Where the selector lives

In the action bar at the very top of Job Detail, between the ← All Jobs link on the left and the Copy Link / Export buttons on the right.

By default it shows the current job's number and name with a small Switch ▾ affordance on the far right. Click anywhere on the closed selector to open the search input.


How to use it

Three ways to drive the selector — most PMs end up using the keyboard for speed.

  1. Click the closed selector. The search input appears and the cursor focuses inside it. The previous query is cleared automatically.
  2. Type any combination of job number, job name, or company. The search is fuzzy — typos and partial matches are forgiving.
  3. Pick a result — click it with the mouse, or use the keyboard (next section).
Type at least 2 characters

The selector won't return matches until you've typed two characters. So if you type 5 and see nothing, just keep typing.


Keyboard shortcuts

Keyboard navigation

and move the highlight up and down through the result list. Enter picks the currently highlighted job. Esc closes the selector without changing jobs.

JCI Dashboard Job Selector dropdown opened with the search input containing the query Wells, showing the matching job results below — each row containing the job number on the left in monospace and the job name in the middle on the top line, with the company name underneath in lighter text.


What you can search for — and what you can't

The selector searches three fields: job number, job name, and company. Those are the only three.

TypeWhat it finds
5164Job 5164 (and any other number containing those digits).
WellsAny job whose name contains "Wells."
PSWAny job at the PSW company.
PM is not searched

The selector does not search by PM name. Typing a teammate's name will not surface their jobs. If you want to scope the dashboard to a specific PM's work, use the My Jobs toggle on All Jobs instead. See My Jobs vs. All Jobs.

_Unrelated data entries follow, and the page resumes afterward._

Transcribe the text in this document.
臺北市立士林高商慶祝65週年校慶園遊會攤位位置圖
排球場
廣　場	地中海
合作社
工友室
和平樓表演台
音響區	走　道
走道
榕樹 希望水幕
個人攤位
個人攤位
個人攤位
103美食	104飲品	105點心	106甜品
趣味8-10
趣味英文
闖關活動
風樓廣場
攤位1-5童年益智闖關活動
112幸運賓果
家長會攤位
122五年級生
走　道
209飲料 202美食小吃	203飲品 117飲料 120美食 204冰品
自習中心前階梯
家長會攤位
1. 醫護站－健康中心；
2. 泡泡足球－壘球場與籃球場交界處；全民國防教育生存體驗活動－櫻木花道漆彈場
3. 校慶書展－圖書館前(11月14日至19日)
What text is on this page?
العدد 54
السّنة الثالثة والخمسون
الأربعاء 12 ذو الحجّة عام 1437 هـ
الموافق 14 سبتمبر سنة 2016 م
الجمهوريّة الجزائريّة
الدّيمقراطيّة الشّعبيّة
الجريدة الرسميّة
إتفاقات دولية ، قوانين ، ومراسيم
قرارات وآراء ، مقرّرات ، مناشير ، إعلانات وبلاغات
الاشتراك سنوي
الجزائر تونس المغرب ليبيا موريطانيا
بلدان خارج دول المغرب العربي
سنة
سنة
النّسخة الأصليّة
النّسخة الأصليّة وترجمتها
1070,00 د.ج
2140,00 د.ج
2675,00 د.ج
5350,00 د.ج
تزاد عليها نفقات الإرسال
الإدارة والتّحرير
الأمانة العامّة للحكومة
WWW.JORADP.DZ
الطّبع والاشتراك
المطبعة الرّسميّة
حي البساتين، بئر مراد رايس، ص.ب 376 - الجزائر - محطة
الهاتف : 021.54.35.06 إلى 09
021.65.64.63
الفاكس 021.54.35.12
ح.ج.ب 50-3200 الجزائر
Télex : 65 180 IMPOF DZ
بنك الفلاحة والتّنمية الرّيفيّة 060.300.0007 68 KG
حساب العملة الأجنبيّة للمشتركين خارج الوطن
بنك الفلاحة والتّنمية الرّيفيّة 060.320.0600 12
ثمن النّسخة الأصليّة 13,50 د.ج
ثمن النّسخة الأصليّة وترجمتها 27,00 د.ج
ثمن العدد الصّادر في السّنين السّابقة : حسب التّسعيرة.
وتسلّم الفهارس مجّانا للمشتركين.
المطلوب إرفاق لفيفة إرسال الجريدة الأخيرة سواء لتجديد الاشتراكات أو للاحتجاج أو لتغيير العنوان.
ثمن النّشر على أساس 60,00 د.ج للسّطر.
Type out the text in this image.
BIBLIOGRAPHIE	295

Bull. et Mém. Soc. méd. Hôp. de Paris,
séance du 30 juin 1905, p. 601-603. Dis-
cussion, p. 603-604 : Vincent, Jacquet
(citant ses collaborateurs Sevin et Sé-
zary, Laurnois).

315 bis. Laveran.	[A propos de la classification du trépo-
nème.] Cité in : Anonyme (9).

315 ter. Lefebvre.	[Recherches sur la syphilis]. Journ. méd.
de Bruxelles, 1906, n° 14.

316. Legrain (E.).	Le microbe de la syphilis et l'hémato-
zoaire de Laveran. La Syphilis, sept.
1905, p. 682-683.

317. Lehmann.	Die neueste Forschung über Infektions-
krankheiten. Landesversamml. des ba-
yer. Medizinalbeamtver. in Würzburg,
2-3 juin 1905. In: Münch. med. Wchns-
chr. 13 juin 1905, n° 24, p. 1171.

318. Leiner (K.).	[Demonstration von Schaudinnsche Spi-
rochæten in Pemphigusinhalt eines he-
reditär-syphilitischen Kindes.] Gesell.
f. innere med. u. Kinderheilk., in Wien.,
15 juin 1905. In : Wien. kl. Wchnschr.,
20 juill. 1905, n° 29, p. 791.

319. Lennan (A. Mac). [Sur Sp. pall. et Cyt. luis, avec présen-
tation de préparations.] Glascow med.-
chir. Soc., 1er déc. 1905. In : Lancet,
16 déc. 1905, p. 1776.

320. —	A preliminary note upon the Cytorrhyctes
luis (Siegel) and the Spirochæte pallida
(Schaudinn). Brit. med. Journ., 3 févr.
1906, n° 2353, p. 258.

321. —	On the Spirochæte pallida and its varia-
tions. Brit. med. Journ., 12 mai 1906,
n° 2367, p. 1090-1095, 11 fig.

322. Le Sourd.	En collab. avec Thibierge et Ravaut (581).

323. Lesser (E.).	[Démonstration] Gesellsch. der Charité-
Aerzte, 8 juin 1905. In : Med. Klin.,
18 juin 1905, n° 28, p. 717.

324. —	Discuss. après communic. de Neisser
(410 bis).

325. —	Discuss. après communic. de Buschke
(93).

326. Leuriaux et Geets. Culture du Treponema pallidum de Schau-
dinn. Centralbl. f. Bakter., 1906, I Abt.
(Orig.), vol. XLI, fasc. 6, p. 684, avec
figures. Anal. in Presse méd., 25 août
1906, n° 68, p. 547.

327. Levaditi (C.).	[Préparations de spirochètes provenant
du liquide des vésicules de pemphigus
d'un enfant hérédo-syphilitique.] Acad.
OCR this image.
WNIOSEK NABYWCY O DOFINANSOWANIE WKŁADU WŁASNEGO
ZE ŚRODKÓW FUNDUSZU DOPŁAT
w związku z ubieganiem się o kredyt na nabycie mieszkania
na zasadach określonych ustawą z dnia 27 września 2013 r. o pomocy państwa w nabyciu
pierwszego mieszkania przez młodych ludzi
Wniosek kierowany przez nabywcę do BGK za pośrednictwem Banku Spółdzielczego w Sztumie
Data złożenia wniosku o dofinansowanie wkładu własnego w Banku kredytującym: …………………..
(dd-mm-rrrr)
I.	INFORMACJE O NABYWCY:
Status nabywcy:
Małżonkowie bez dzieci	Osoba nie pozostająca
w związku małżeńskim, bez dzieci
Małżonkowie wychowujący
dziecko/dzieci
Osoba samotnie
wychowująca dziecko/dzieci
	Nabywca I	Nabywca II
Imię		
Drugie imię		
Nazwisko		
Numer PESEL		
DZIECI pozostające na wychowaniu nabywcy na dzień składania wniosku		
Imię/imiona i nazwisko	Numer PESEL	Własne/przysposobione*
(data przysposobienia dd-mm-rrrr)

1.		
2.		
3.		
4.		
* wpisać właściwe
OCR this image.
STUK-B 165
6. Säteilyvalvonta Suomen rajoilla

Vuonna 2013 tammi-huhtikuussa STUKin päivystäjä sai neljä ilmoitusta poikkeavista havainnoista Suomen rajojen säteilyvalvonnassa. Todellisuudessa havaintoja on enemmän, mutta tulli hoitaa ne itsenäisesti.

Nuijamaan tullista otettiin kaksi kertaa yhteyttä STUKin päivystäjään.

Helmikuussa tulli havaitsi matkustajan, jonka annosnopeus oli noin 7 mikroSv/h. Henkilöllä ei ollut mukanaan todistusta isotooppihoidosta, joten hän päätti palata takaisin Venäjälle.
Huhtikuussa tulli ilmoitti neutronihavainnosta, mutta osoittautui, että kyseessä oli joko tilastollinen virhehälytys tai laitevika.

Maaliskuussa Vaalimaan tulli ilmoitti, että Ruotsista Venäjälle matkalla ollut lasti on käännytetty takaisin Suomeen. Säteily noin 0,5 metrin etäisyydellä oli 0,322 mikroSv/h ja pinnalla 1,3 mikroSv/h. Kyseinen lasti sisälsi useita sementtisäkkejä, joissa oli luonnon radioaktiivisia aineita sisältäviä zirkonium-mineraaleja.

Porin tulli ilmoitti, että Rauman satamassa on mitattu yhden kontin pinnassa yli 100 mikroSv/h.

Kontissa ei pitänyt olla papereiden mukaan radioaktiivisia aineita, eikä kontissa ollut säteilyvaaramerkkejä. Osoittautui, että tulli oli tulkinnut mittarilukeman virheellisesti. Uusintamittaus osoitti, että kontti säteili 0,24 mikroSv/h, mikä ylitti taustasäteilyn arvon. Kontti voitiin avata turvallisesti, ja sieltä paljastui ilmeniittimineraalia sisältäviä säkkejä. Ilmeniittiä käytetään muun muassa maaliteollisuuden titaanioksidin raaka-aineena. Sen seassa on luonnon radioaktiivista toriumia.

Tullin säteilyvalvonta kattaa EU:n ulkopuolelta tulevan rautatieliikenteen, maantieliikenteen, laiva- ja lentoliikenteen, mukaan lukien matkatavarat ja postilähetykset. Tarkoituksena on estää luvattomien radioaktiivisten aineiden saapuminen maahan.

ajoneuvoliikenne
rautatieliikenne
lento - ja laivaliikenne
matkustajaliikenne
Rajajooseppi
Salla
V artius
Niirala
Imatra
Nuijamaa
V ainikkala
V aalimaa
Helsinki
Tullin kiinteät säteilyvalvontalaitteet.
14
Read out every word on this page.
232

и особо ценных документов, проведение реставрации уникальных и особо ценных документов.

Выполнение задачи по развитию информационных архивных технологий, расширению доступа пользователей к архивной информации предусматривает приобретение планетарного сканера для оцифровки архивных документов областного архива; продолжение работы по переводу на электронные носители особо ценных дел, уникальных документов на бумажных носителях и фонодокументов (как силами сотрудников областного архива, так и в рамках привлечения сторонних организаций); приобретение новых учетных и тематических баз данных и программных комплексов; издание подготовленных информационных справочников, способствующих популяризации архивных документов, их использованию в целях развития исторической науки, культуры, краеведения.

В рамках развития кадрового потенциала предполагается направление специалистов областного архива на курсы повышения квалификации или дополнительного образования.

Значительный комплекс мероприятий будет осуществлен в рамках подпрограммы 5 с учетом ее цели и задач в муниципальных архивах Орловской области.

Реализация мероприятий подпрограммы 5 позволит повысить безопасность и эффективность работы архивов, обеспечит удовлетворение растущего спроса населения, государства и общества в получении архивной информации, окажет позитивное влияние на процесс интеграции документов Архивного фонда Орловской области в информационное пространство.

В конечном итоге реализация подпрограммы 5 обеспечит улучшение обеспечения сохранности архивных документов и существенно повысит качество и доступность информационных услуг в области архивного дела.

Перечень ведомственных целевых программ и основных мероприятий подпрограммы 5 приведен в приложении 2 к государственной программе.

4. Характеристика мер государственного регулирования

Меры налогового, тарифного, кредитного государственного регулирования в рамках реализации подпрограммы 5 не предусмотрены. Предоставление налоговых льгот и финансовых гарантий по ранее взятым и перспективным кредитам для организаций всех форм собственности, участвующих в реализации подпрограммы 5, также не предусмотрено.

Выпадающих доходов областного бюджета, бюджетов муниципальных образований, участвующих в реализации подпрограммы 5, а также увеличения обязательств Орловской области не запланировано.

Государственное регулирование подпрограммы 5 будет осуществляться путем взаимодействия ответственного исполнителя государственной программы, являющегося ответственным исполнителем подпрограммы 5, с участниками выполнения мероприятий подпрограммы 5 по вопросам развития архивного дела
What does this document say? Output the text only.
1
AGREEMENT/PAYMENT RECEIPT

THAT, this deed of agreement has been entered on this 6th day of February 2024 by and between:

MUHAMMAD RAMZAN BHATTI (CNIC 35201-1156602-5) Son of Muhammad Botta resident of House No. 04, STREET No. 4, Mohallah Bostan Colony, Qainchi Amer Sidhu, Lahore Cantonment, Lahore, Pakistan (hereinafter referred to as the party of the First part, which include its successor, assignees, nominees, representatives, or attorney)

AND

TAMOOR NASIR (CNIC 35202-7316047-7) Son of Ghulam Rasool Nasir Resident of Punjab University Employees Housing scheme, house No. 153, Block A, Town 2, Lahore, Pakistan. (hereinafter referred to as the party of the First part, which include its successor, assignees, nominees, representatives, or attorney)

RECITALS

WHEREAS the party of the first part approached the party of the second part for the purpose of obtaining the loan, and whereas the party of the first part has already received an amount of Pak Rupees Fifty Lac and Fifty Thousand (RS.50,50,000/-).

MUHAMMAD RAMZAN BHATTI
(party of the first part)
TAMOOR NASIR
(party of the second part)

The fuzzy match is mid-strict — typos and partial matches work, but unrelated terms won't slip in.


Result list — capped at 12

The dropdown shows up to 12 matches. If your query is broad (e.g. just "5"), only the top 12 by relevance appear. Be more specific to narrow.

If your query has no matches at all, the dropdown shows:

No jobs found for "<your query>".


What happens when you pick a job

Picking a result is a navigation, not a filter. The page URL changes to /jobs/<the new job number> and the new job's data loads. A few specifics:

  • The active main tab carries over. If you were on PO Detail of the old job, you land on PO Detail of the new one.
  • The Field Data sub-tab and Daily Reports date are dropped. Those are job-specific context — the new job has its own field activity and own report dates, so the URL resets to that job's defaults.
  • The browser back button works. Click back and you return to the previous job (still on the tab you came from).

A few caveats worth knowing

The selector shows every job in the org

There is no per-company filter

The selector surfaces jobs from every operating company — there is no per-company access control in the dashboard. The My Jobs toggle on All Jobs is the only scoping mechanism, and it does not apply to the selector. If you expected the selector to show only your own jobs, that expectation is wrong; the selector is intentionally org-wide. See Companies and Access.

Outside-click closes the dropdown

Clicking anywhere outside the selector dropdown collapses it without picking a job. Your typed query is cleared. If you want to come back to it, click the closed selector again.

Selecting a job is a hard navigation

Don't think of the selector as a filter — it's a navigation. The URL changes; the data reloads from the server. That's why the browser back button works as you'd expect.


When to use All Jobs instead

The selector is the right tool when you know roughly which job you want and want to get there fast. If you want to browse — survey the portfolio, compare jobs, sort by total, scope to your own jobs — go to All Jobs instead. The selector is point-A-to-point-B; All Jobs is the table view.